Chroniques désespérées d’un casque-micro

Chapitre 12 : Le Bouclier de la N+2

319 mots, Catégorie: G

Dernière mise à jour il y a 28 jours

Car voilà. Dans un monde normal, ce genre de formateur aurait été écarté, envoyé en “auto-coaching”, ou recyclé en mobilier de salle de pause.

Mais pas chez nous.

Non. Lui, il avait un totem. Une immunité. Un passe-droit de niveau divin.

Son secret ?

Il était le chouchou d’elle.

La N+2.

La dame des hauteurs.

Celle qui flottait au-dessus des open-spaces sans jamais y poser le pied.

On disait qu’elle avait été une “ancienne”, qu’elle avait connu le temps des fiches papier et du téléphone à fil.

Mais maintenant, elle était reine de l’abstrait, grande prêtresse des “retours d’expérience”, oracle des “revues de performance”.

Et lui, notre formateur, c’était son projet personnel.

“Il a un bon fond”, disait-elle. “Il est brut… mais loyal.” “Il suit les consignes.” “Et surtout, il ne fait pas de vagues.”

Alors même quand il débitait des absurdités plus absurdes que les scripts du projet Bouygues, elle le couvrait.

Mieux : elle l’invitait en réunion stratégique, le laissait animer des PowerPoints pendant 30 minutes sans interruption.

On aurait dit un gourou PowerPoint, possédé par les KPI.

Et nous, simples mortels, devions l’écouter répéter les phrases suivantes :

  • “Le client n’achète pas un service, il achète une expérience.”
  • “Un conseiller ne fait pas du relationnel, il fait du ressenti calibré.”
  • “On ne vend pas du journal, on vend de l’instant client. Le reste, c’est du bruit.”

Et personne ne rigolait.

Parce qu’on avait tous compris :

Ce gars-là pouvait survivre à un tremblement de terre RH.

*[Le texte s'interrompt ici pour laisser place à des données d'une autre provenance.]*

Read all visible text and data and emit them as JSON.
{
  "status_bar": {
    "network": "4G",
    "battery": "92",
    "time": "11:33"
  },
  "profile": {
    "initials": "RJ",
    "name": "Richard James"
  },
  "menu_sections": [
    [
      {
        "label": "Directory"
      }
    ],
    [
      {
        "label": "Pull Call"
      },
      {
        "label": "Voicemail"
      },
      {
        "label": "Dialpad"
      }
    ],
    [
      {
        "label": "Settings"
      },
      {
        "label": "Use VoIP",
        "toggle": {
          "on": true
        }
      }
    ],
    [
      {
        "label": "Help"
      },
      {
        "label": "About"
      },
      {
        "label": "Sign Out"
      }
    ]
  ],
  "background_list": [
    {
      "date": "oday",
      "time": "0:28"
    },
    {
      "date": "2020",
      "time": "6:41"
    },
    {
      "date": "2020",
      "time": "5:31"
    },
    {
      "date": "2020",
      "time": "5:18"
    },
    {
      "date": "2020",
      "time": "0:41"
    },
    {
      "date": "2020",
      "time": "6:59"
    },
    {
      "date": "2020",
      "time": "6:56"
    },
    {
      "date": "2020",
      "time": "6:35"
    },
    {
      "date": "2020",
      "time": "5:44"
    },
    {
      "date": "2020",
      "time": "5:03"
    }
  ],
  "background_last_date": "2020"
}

Il pouvait former des conseillers à l’envers, insulter la logique, gifler la sémantique…

Tant que la N+2 lui disait “bravo”, il était intouchable.

Et pendant ce temps-là…

Le projet IPM s’effondrait.

Les anciens partaient, les nouveaux fuyaient.

Et lui ? Il continuait à former.

À former des absents.

À former le vide.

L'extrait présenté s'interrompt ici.